Desde aquellos años, los verdaderos protagonistas del negocio fueron los futbolistas, a los que había que cuidar para que brillasen y atrajeran al público necesario para sostener el negocio. Sin embargo, de un tiempo a esta parte, los responsables de dirimir las dudas sobre las normas han acaparado tanto foco que la Liga está perdiendo parte de su naturaleza. Ya ni siquiera se puede celebrar un gol, esencia del juego, sin esperar a que unos señores con lupa den su conformidad. Por si fuera poco, tenemos la adulteración: mientras no se limpien las faltas y caigan los culpables de haber prostituido 17 años el campeonato, la sospecha seguirá ahí y será habitual que cada fallo se convierta en un piso más del edificio de la ignominia. La gravedad de un delito no reside en su ejecución, sino en la impunidad de los malhechores. Si eso sucede, indica que el sistema está podrido y la competición, muerta.
La gravedad de un delito no reside en su ejecución, sino en la impunidad de los malhechores. Si eso sucede, indica que el sistema está podrido y la competición, muerta
Lo de Mestalla no fue inédito, como aseguró, elegante, Ancelotti. Ya le hicieron una zancadilla semejante al Valladolid contra el Sevilla en la temporada pasada. Aunque quizás lo más parecido fue lo que se perpetró contra Brasil en el Mundial del 78. Sucedió así: en su partido debut contra Suecia, se rompió el empate en el minuto 90 gracias a un córner sacado desde la derecha por Dirceu y rematado de cabeza por Zico. El árbitro, con todo su cuajo (y no sabemos qué más), pitó el final mientras el balón volaba ¿les suena?, y así se consumó el atraco en el negro Mundial de la dictadura.

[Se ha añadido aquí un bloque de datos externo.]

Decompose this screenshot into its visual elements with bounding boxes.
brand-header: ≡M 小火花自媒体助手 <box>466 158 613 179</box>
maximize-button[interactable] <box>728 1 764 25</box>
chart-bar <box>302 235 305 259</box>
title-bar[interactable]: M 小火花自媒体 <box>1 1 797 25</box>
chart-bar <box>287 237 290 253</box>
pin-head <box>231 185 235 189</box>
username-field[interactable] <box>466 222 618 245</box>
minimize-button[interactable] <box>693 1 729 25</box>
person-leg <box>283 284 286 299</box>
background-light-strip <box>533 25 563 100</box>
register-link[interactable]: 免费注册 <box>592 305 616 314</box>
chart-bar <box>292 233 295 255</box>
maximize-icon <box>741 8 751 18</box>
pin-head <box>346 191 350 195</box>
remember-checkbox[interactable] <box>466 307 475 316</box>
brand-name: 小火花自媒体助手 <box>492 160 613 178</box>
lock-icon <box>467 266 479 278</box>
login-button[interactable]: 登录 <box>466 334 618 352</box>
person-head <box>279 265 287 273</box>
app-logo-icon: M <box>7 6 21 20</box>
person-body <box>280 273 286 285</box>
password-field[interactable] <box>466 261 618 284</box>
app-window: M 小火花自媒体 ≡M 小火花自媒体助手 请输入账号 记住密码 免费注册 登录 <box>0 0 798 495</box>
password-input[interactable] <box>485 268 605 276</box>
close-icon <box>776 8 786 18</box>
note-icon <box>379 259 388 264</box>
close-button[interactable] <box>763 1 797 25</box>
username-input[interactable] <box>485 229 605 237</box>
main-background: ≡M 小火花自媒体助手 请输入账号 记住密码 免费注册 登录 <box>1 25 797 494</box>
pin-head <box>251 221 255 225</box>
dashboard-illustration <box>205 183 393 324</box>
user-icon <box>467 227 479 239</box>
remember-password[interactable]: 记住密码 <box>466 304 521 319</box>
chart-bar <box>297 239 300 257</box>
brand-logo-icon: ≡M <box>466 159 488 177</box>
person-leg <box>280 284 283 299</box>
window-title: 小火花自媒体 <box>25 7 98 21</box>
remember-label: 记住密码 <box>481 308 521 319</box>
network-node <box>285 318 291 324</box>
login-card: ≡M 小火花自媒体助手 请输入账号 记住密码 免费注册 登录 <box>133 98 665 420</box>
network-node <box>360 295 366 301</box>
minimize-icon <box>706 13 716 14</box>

No exento de su brillante ironía, Galeano acertó a definir la figura del árbitro como la del “abominable tirano que ejerce su dictadura sin oposición posible, ampuloso verdugo que ejecuta su poder absoluto con gestos de ópera”. “Silbato en boca” continuó, visionario, “el árbitro sopla los vientos de la fatalidad del destino y otorga o anula los goles”.
¿Hacia dónde va la Liga? ¿Volveremos a disfrutar del juego y sus protagonistas sin temer que los del silbato empañen la actuación de los ídolos? Quejas y protestas siempre las hubo, es parte del espectáculo, pero de ahí a esperar la revisión de cada frame o sufrir decisiones escandalosas que matan el espíritu del juego, hay un peligroso trecho. “Durante un siglo, el árbitro vistió de luto. ¿Por quién? Por él. Ahora disimula con colores”. Abracemos a Galeano.